I believe nurses need to develop the “head, hand and heart” approach, which integrates practical know-how with empathic understanding and technical knowledge (Galvin and Todres, 2012) to provide humane and sensitive care. We need to teach nurses and healthcare assistants about caring and what attitudes they need to achieve it safely and with dignity for everyone involved.

It is laudable and essential to demand that the NHS listens to patients and families (National Voices, 2012) but, as the initial Francis Report (2010) highlights, in an organisational culture that accepts bullying, lying, intimidation of staff and prioritising targets above patient health and wellbeing, we are bound to find resistance to change. So, how should we respond? Work on practice development in health and social care has shown that, unless the attitudes of staff towards those they care for and each other change, nothing else will (McSherry and Warr, 2008).

What influences our attitudes, beliefs and values? What do we see as the most important factor in what we do? If we prioritise treating each other as valued human beings with respect, dignity and care, then everything we do for and with those we look after will reflect that. All the issues outlined within the Francis Report (2010) will be dealt with to the best of our ability with a caring attitude, with the experience of those we care for put at the centre. Our thoughts and actions will be dominated at all times by a desire to do things in a way that would be acceptable for ourselves, our partners, our families and our friends, with empathy.

As we educate and develop the attitudes of student nurses and healthcare assistants, we need to consider how best we develop their ability to “walk a mile in another’s shoes”. We need to ensure that everyone - including managers and hospital board members - who works with vulnerable sick individuals has an attitude that enables them to empathise and listen to and learn from another’s experiences.

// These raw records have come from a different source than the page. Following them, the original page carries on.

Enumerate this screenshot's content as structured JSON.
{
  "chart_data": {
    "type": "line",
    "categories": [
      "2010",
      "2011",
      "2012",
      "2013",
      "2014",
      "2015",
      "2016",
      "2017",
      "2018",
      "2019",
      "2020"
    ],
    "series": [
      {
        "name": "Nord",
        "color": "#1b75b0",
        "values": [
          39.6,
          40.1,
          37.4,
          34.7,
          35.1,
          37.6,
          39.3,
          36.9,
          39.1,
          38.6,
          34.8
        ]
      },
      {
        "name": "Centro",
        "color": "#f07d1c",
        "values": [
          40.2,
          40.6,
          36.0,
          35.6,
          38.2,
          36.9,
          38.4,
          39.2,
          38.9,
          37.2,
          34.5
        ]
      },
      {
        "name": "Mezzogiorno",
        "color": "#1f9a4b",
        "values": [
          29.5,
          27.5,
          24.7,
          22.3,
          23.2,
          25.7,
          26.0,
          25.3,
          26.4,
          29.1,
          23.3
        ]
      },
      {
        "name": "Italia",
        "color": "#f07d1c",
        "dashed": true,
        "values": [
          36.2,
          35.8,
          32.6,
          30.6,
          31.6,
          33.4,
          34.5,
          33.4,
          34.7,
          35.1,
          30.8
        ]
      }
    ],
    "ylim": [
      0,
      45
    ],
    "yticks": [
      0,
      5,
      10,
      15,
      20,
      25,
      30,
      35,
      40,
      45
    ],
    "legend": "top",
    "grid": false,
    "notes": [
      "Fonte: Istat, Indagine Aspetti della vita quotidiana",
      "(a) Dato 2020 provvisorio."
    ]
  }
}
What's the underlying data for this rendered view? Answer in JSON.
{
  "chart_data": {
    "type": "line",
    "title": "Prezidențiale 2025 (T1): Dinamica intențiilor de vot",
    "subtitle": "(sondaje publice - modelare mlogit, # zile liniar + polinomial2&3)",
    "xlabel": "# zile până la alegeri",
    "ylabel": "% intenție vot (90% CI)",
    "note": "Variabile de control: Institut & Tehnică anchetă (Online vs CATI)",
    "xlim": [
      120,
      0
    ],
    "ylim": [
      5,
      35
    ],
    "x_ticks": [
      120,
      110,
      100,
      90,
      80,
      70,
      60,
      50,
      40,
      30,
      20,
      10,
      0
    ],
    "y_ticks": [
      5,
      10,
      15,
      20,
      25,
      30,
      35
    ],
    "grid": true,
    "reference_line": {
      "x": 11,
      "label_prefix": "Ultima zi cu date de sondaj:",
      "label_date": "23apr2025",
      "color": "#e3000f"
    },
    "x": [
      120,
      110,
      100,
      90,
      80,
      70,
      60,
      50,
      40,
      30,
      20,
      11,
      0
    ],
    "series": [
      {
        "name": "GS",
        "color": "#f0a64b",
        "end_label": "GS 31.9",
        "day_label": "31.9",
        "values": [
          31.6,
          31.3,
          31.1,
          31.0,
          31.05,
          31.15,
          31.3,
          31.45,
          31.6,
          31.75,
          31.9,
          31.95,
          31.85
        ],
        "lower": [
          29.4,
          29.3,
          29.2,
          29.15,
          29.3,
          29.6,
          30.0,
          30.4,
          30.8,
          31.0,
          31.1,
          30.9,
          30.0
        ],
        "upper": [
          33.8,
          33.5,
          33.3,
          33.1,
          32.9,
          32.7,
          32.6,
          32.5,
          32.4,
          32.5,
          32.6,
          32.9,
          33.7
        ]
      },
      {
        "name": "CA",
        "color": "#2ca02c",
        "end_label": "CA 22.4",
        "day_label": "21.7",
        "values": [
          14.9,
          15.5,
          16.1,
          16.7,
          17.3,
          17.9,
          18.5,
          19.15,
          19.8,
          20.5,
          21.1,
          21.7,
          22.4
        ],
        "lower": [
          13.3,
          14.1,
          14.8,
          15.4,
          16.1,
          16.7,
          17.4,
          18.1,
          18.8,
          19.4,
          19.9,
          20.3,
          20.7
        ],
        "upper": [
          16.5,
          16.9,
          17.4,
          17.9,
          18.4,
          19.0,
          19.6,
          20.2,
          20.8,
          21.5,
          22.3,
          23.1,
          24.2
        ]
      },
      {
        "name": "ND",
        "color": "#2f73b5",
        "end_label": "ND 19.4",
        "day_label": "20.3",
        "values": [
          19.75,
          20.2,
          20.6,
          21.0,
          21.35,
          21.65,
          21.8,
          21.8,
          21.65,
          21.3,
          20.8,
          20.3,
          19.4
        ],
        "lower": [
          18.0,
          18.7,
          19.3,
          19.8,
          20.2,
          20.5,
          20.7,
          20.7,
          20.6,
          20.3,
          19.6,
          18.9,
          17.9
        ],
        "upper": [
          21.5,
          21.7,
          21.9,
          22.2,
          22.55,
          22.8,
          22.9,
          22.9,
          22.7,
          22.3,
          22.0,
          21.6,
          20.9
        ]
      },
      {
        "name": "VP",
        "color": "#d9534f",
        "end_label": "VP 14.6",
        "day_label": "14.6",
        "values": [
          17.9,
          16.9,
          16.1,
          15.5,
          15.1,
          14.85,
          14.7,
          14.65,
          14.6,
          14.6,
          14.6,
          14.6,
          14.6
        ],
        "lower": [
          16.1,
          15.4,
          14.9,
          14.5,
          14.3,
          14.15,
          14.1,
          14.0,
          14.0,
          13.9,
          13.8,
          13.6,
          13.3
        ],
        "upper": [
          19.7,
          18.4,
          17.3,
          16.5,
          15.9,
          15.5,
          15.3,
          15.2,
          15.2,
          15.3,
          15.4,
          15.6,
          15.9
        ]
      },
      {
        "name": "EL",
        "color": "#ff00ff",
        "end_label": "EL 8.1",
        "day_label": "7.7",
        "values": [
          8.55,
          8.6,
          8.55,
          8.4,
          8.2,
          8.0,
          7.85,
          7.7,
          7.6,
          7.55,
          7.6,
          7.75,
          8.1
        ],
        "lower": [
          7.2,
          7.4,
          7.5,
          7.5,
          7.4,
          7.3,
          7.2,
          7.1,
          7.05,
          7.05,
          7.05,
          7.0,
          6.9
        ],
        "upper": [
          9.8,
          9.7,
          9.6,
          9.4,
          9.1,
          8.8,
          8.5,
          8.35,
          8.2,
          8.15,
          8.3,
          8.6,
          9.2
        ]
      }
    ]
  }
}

This shift in attitude means that dangerous staffing levels and standards of practice must be exposed. It is the nurse’s responsibility to maintain the best standards of care; this may mean that, if individual organisations ignore reports of dangerously low staffing levels and standards of care, then as a profession we need to consider how we share this information.

The label “whistleblower” is unhelpful when reporting dangerous and inappropriate care or staffing levels, as it smacks of the playing field or school yard. Perhaps we need to think in terms of safeguarding within the care environment, safeguarding safety and dignity by ensuring attitudes and actions are exemplary. We are the ones on the front line and know when things go wrong.

Reflection

On reflection, I believe we need to articulate our philosophy for care as nurses, which will inform our values, beliefs and actions, and we need to own it. We need to demand it of each other, our colleagues, our organisations and ourselves.